Ofcom investigates TikTok's child safety age tech

UK media regulator Ofcom has opened a formal investigation into TikTok’s age verification technology, signalling a costly new compliance front for social media platforms operating in Europe.

Ofcom has launched an investigation into whether TikTok is doing enough to keep children off its platform, escalating regulatory scrutiny from adult sites to mainstream social media.

The probe follows a May review that criticised the video-sharing app for not being "safe enough" for children. It also comes a month after the UK government announced plans to ban under-16s from a range of platforms entirely.

At the centre of the investigation is TikTok’s reliance on "age inference" technology. This method estimates a user's age based on their behaviour, such as the videos they watch or the accounts they interact with, rather than using definitive identity checks.

Kate Davies, Ofcom's group director for strategy and research, said the regulator has "very serious questions about whether age inference can be highly effective." Speaking to BBC's Today programme, she noted: "This is where TikTok comes in. We found that some method of age checks being used by social media are not working well enough."

TikTok firmly rejected the suggestion that its systems are inadequate. A company spokesperson said: "We're confident that we meet our Online Safety Act obligations and will work with Ofcom to demonstrate it." The company added that it "strictly enforce[s] age-appropriate experiences through expert-informed platform rules and advanced age inference technologies, in line with major industry peers." TikTok claims to have invested "billions" in online safety since its UK launch eight years ago.

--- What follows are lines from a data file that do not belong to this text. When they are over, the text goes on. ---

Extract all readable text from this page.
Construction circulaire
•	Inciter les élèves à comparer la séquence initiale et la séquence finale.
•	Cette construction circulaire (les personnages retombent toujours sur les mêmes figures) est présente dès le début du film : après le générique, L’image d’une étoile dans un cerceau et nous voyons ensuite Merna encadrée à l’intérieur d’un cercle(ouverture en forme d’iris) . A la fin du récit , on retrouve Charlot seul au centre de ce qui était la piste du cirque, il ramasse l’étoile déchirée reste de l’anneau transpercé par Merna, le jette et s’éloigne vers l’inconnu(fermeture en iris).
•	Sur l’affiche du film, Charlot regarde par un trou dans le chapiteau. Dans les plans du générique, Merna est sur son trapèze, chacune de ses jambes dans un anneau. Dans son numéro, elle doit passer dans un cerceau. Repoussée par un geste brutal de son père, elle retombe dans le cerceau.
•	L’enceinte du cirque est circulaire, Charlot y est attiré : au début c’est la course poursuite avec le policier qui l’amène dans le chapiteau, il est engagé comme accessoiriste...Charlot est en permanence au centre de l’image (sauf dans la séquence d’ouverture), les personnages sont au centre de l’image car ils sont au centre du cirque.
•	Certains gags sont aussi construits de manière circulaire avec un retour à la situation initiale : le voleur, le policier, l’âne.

A broader regulatory shift

The investigation marks a turning point in how digital rules are enforced. Under the Protection of Children's Codes, which took effect last July, sites hosting adult content must use strict methods like face scans to verify visitors are over 18. Ofcom has already issued large fines to dozens of adult sites for failing to comply.

By applying this same level of scrutiny to social media, Ofcom is forcing companies like TikTok and Instagram—which also uses age inference—to potentially overhaul their user onboarding processes. For tech companies operating in Europe, abandoning behavioural guesswork for rigorous age verification represents a significant operational shift and a major new compliance cost.